Tuesday, January 30, 2007
What Shall We Eat Today?
I've had Michael Pollan's bestseller, The Omnivore's Dilemma, sitting in my "To Read" pile for the past month or so--it was a Christmas present, or, actually, what I bought myself with the Barnes & Noble gift card that was my Christmas present.
After reading this weekend's article by Pollan in the New York Times (registration required, I think), I'll have to move the book higher up in the stack.
In "Unhappy Meals," Pollan says a lot of things strict low-carbers will disagree with--he advocates a mostly plant-based diet, albeit of "real" foods, not processed foods, with meat as a side item rather than the star of the meal.
But the article is fascinating for his insights into the food industry, the food lobbyists in Washington, and how the ridiculous food pyramid has been compromised and sold out in the name of politics over the years.
His thoughts are interesting about how the transition was made from eating a diet based on foods to a diet based on nutrients (counting carbs, fats or proteins). Who knew George McGovern played a role?
His point that we need to get back to the basics of planning our diets around real food is well made -- he points out all the conflicting research coming out of the nutritional arena.

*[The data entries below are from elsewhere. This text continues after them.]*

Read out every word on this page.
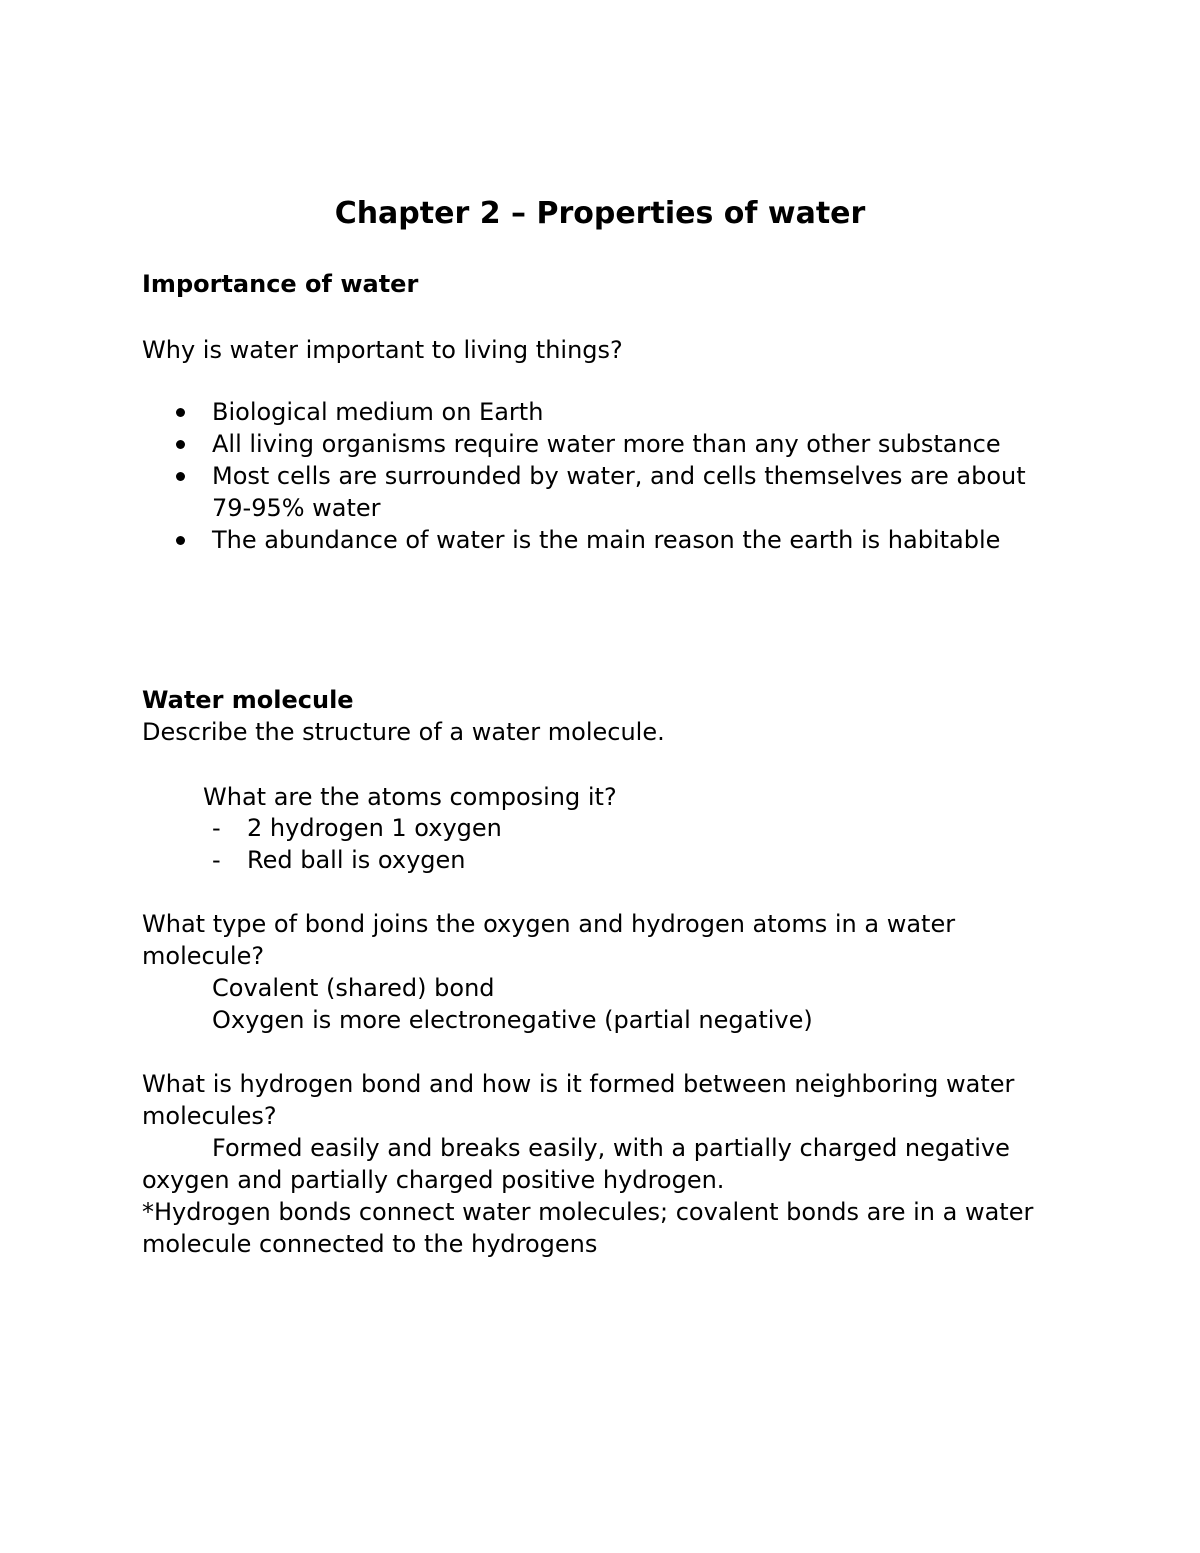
Chapter 2 – Properties of water
Importance of water
Why is water important to living things?
Biological medium on Earth
All living organisms require water more than any other substance
Most cells are surrounded by water, and cells themselves are about 79-95% water
The abundance of water is the main reason the earth is habitable
Water molecule
Describe the structure of a water molecule.
What are the atoms composing it?
- 2 hydrogen 1 oxygen
- Red ball is oxygen
What type of bond joins the oxygen and hydrogen atoms in a water molecule?
Covalent (shared) bond
Oxygen is more electronegative (partial negative)
What is hydrogen bond and how is it formed between neighboring water molecules?
Formed easily and breaks easily, with a partially charged negative oxygen and partially charged positive hydrogen.
*Hydrogen bonds connect water molecules; covalent bonds are in a water molecule connected to the hydrogens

It results in what he calls the "cognitive dissonance of the supermarket shopper."
"Last winter came the news that a low-fat diet, long believed to protect against breast cancer, may do no such thing — this from the monumental, federally financed Women’s Health Initiative, which has also found no link between a low-fat diet and rates of coronary disease," Pollan writes. "The year before we learned that dietary fiber might not, as we had been confidently told, help prevent colon cancer. Just last fall two prestigious studies on omega-3 fats published at the same time presented us with strikingly different conclusions. While the Institute of Medicine stated that “it is uncertain how much these omega-3s contribute to improving health” (and they might do the opposite if you get them from mercury-contaminated fish), a Harvard study declared that simply by eating a couple of servings of fish each week (or by downing enough fish oil), you could cut your risk of dying from a heart attack by more than a third — a stunningly hopeful piece of news. It’s no wonder that omega-3 fatty acids are poised to become the oat bran of 2007, as food scientists micro-encapsulate fish oil and algae oil and blast them into such formerly all-terrestrial foods as bread and tortillas, milk and yogurt and cheese, all of which will soon, you can be sure, sprout fishy new health claims."
More later--gotta go to work now. But check the article out if you haven't read it!